The last 15 years have seen popular graffiti and lowbrow artists flit back and forth among brands in a tidal wave of corporate teamings (KAWS has paired with Nike, Vans and Comme Des Garcons, among others; Futura 2000 with Nike, North Face and Levi's; Neckface with Vans, Stussy and Altamont Apparel, and the list goes on) -- to the point of overkill, some say. Louis Vuitton's most recent Stephen Sprouse collection -- featuring an $8,250 skateboard adorned with the late Sprouse's graffiti-inspired lettering -- was jeered by many in the skateboarding community who felt the luxury brand's flimsy ties with their world cheapened the entire venture. Scour the comments section of street wear blogs like High Snobiety and Hypebeast and the sentiment is clear -- there's nothing less cool than a luxury brand obviously milking a subculture for street cred.

We Are Supervision, a Chicago-based artist and media agency, has been connecting major brands with underground and graffiti artists since 2002 -- right when the trend for brand-artist collaborations was exploding. Much of it was and continues to be corporate bandwagon-ism, says creative director Jordan Nickel. "We've been doing this for a long time and it makes you really jaded, to be totally honest," he says. "There has been a serious history of people coming in and just being culture vultures and trying to get artists in the cheapest, quickest way possible. Those campaigns aren't really effective at reaching the demographic in a long-term, meaningful way -- because people can see right through them."

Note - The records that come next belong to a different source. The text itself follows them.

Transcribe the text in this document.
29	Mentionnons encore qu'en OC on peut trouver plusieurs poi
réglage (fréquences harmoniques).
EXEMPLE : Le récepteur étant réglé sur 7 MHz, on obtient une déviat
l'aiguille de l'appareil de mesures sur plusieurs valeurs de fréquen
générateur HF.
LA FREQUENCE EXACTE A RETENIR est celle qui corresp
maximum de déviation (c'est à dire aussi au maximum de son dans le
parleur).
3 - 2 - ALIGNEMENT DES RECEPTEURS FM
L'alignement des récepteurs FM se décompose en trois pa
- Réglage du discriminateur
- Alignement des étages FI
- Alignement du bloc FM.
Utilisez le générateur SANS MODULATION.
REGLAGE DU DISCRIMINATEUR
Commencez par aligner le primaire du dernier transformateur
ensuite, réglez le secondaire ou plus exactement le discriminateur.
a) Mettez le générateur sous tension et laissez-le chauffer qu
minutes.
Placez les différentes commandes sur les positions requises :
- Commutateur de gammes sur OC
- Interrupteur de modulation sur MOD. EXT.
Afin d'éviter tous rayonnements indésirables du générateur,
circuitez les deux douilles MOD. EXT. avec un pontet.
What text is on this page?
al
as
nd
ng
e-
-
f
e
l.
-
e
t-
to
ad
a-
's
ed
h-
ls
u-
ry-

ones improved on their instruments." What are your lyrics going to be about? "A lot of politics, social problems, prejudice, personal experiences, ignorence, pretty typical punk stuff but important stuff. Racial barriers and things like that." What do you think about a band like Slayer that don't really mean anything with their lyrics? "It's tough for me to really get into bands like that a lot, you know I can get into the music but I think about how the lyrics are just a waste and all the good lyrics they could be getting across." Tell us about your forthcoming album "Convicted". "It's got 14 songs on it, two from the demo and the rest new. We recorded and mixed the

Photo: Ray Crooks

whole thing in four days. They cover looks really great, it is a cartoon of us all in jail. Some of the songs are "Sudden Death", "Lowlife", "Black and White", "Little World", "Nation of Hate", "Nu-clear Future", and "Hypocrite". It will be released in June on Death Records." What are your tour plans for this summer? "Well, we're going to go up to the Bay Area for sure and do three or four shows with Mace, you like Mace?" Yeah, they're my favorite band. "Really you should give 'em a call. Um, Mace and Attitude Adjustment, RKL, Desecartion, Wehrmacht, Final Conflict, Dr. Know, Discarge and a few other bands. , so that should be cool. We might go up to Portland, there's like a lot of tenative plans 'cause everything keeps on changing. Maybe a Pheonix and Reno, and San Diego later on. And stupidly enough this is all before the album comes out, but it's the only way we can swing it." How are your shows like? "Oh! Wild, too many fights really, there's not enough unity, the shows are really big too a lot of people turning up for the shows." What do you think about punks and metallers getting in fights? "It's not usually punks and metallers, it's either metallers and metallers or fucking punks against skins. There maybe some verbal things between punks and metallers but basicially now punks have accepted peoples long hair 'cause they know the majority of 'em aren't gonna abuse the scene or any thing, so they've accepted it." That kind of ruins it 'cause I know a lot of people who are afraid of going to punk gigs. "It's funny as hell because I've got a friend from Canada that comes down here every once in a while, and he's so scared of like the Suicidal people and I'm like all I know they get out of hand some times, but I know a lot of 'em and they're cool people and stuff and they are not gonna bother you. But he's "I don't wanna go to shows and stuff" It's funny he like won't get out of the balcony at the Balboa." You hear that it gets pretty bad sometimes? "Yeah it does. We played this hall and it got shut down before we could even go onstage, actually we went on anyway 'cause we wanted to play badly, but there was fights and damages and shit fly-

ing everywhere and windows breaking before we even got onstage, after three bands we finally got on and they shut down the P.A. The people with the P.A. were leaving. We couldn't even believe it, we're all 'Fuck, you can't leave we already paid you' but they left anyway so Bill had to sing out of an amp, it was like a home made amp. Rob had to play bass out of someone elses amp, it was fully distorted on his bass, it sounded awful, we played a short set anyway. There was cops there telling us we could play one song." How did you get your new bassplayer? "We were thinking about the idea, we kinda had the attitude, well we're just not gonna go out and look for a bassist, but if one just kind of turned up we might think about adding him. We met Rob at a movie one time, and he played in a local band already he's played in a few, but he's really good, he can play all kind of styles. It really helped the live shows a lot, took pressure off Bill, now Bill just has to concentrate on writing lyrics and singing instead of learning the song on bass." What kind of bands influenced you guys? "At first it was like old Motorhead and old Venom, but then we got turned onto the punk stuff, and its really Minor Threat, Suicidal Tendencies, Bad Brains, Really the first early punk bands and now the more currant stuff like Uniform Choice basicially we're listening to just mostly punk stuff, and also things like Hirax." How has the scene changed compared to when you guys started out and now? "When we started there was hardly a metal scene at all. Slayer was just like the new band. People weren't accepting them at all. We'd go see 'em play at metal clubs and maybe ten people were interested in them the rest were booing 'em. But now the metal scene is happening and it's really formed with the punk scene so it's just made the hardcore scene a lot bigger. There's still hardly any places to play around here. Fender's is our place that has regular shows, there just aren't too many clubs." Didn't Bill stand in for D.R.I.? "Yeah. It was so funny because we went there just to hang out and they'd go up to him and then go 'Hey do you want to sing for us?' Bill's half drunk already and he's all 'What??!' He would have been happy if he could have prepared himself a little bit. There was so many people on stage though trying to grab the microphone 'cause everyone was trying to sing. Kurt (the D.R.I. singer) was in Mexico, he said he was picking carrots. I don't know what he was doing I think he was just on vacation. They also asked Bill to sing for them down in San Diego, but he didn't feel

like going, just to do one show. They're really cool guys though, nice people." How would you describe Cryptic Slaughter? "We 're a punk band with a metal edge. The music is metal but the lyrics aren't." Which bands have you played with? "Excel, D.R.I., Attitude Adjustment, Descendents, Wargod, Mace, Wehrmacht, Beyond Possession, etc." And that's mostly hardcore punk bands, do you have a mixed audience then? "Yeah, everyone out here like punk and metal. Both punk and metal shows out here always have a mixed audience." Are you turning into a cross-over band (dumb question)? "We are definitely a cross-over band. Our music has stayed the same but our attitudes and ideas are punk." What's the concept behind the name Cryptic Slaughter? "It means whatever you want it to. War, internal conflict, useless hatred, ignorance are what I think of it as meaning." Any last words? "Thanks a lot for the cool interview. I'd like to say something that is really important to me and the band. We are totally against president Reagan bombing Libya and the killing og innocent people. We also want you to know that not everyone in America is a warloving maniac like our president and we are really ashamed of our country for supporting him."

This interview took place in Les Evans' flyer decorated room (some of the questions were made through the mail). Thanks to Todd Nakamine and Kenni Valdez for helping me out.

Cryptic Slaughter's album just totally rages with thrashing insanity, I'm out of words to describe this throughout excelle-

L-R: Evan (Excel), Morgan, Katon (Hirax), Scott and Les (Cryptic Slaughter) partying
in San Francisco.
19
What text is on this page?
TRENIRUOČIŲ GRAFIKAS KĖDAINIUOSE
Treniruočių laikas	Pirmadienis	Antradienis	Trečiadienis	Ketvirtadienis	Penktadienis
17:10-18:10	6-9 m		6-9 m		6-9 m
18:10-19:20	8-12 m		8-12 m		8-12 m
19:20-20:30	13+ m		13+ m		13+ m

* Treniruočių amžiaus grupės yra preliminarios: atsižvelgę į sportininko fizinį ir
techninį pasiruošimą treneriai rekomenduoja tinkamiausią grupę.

Authentic collaboration, Nickel says, is about companies "putting in the effort to respect the art form," which means paying the artists enough for their work, looking beyond one-off product collaborations and demonstrating a long-haul commitment to supporting the culture with which they are aligning. Those brands that follow a more authentic path will "stand apart," says Nickel. Those that don't, and continue to cut corners, will "fail miserably" in their attempts to connect with cutting-edge teens and young adults.